Up until now, I have maintained a 'dictionary' table in my database, for example:
+-----------+---------------------------------------+-----------------------------------------------+--------+
| phrase | en | fr | etc... |
+-----------+---------------------------------------+-----------------------------------------------+--------+
| generated | Generated in %1$01.2f seconds at %2$s | Créée en %1$01.2f secondes à %2$s aujourd'hui | ... |
| submit | Submit... | Envoyer... | ... |
+-----------+---------------------------------------+-----------------------------------------------+--------+
I'll then select all rows from the database for the column that matches the locale we're interested in (or read the cache from a file to speed db lookup) and dump the dictionary into an array called $lng
.
Then I'll have HTML helper objects like this in my view:
$html->input(array('type' => 'submit', 'value' => $lng['submit'], etc...));
...
$html->div(array('value' => sprintf($lng['generated'], $generated, date('H:i')), etc...));
The translations can appear in PDF, XLS and AJAX responses too.
The problem with my approach so far is that I now have loads of global $lng;
in every class where there is a function that spits out UI code..

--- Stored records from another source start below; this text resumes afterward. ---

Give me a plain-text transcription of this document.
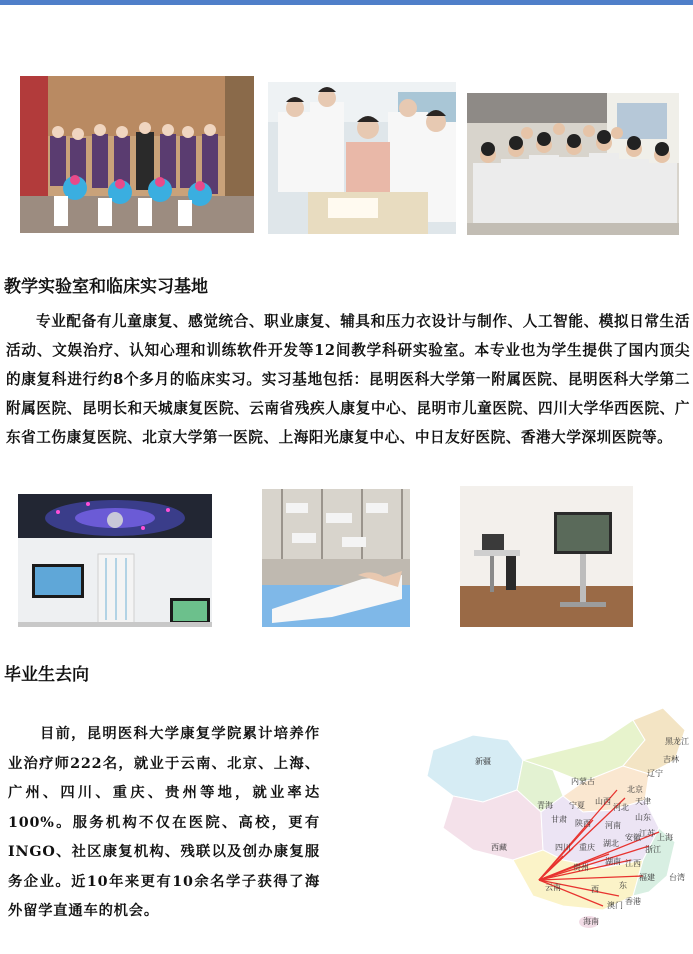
教学实验室和临床实习基地

专业配备有儿童康复、感觉统合、职业康复、辅具和压力衣设计与制作、人工智能、模拟日常生活活动、文娱治疗、认知心理和训练软件开发等12间教学科研实验室。本专业也为学生提供了国内顶尖的康复科进行约8个多月的临床实习。实习基地包括：昆明医科大学第一附属医院、昆明医科大学第二附属医院、昆明长和天城康复医院、云南省残疾人康复中心、昆明市儿童医院、四川大学华西医院、广东省工伤康复医院、北京大学第一医院、上海阳光康复中心、中日友好医院、香港大学深圳医院等。

毕业生去向

目前，昆明医科大学康复学院累计培养作业治疗师222名，就业于云南、北京、上海、广州、四川、重庆、贵州等地，就业率达100%。服务机构不仅在医院、高校，更有INGO、社区康复机构、残联以及创办康复服务企业。近10年来更有10余名学子获得了海外留学直通车的机会。

黑龙江
吉林
辽宁
内蒙古
北京
天津
河北
山东
新疆
西藏
青海
甘肃
宁夏 山西
陕西 河南
江苏 上海
安徽
湖北
浙江
四川 重庆
湖南 江西
福建
贵州
云南	西	东
台湾
香港
澳门
海南
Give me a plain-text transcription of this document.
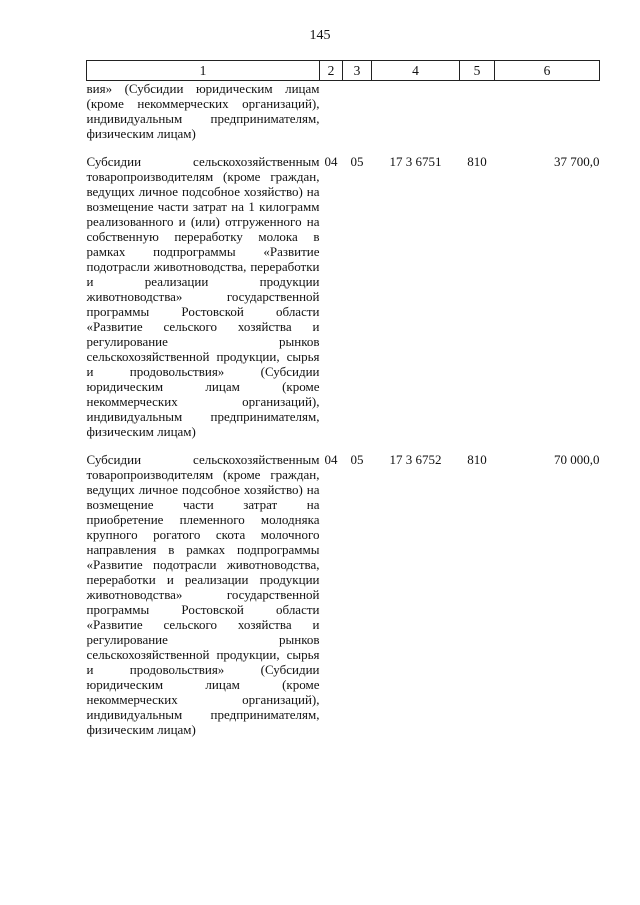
145
1	2	3	4	5	6
вия» (Субсидии юридическим лицам (кроме некоммерческих организаций), индивидуальным предпринимателям, физическим лицам)					

Субсидии сельскохозяйственным товаропроизводителям (кроме граждан, ведущих личное подсобное хозяйство) на возмещение части затрат на 1 килограмм реализованного и (или) отгруженного на собственную переработку молока в рамках подпрограммы «Развитие подотрасли животноводства, переработки и реализации продукции животноводства» государственной программы Ростовской области «Развитие сельского хозяйства и регулирование рынков сельскохозяйственной продукции, сырья и продовольствия» (Субсидии юридическим лицам (кроме некоммерческих организаций), индивидуальным предпринимателям, физическим лицам)	04	05	17 3 6751	810	37 700,0

Субсидии сельскохозяйственным товаропроизводителям (кроме граждан, ведущих личное подсобное хозяйство) на возмещение части затрат на приобретение племенного молодняка крупного рогатого скота молочного направления в рамках подпрограммы «Развитие подотрасли животноводства, переработки и реализации продукции животноводства» государственной программы Ростовской области «Развитие сельского хозяйства и регулирование рынков сельскохозяйственной продукции, сырья и продовольствия» (Субсидии юридическим лицам (кроме некоммерческих организаций), индивидуальным предпринимателям, физическим лицам)	04	05	17 3 6752	810	70 000,0
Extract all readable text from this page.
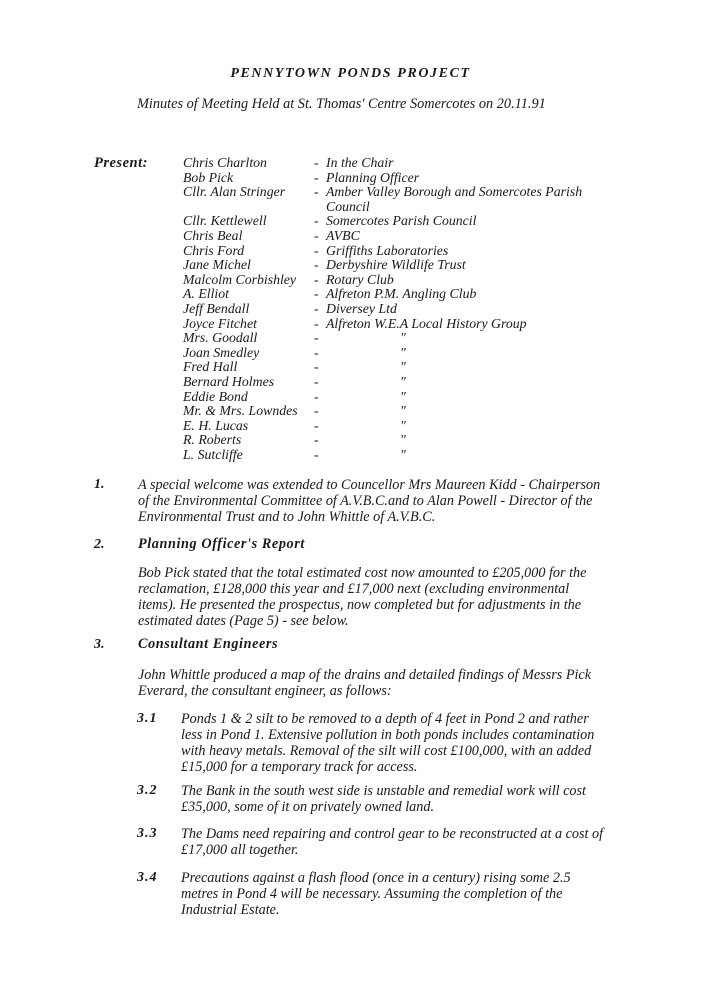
PENNYTOWN PONDS PROJECT

Minutes of Meeting Held at St. Thomas' Centre Somercotes on 20.11.91

Present:	Chris Charlton	- In the Chair
Bob Pick	- Planning Officer
Cllr. Alan Stringer	- Amber Valley Borough and Somercotes Parish Council
Cllr. Kettlewell	- Somercotes Parish Council
Chris Beal	- AVBC
Chris Ford	- Griffiths Laboratories
Jane Michel	- Derbyshire Wildlife Trust
Malcolm Corbishley	- Rotary Club
A. Elliot	- Alfreton P.M. Angling Club
Jeff Bendall	- Diversey Ltd
Joyce Fitchet	- Alfreton W.E.A Local History Group
Mrs. Goodall	-	"
Joan Smedley	-	"
Fred Hall	-	"
Bernard Holmes	-	"
Eddie Bond	-	"
Mr. & Mrs. Lowndes	-	"
E. H. Lucas	-	"
R. Roberts	-	"
L. Sutcliffe	-	"
1. A special welcome was extended to Councellor Mrs Maureen Kidd - Chairperson of the Environmental Committee of A.V.B.C.and to Alan Powell - Director of the Environmental Trust and to John Whittle of A.V.B.C.

2. Planning Officer's Report

Bob Pick stated that the total estimated cost now amounted to £205,000 for the reclamation, £128,000 this year and £17,000 next (excluding environmental items). He presented the prospectus, now completed but for adjustments in the estimated dates (Page 5) - see below.

3. Consultant Engineers

John Whittle produced a map of the drains and detailed findings of Messrs Pick Everard, the consultant engineer, as follows:

3.1 Ponds 1 & 2 silt to be removed to a depth of 4 feet in Pond 2 and rather less in Pond 1. Extensive pollution in both ponds includes contamination with heavy metals. Removal of the silt will cost £100,000, with an added £15,000 for a temporary track for access.

3.2 The Bank in the south west side is unstable and remedial work will cost £35,000, some of it on privately owned land.

3.3 The Dams need repairing and control gear to be reconstructed at a cost of £17,000 all together.

3.4 Precautions against a flash flood (once in a century) rising some 2.5 metres in Pond 4 will be necessary. Assuming the completion of the Industrial Estate.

How do other people get the translation into the object? Is it one scenario where globals aren't actually that bad? Would it be madness to create a class with accessors when the dictionary terms are all static?
Addendum
As I have an HTML class, a PDF class, a JSON class etc, all of which have the dictionary as a dependency, is this a situation whereby I could use dependency injection in a Lng
class to make it easier to test different translations?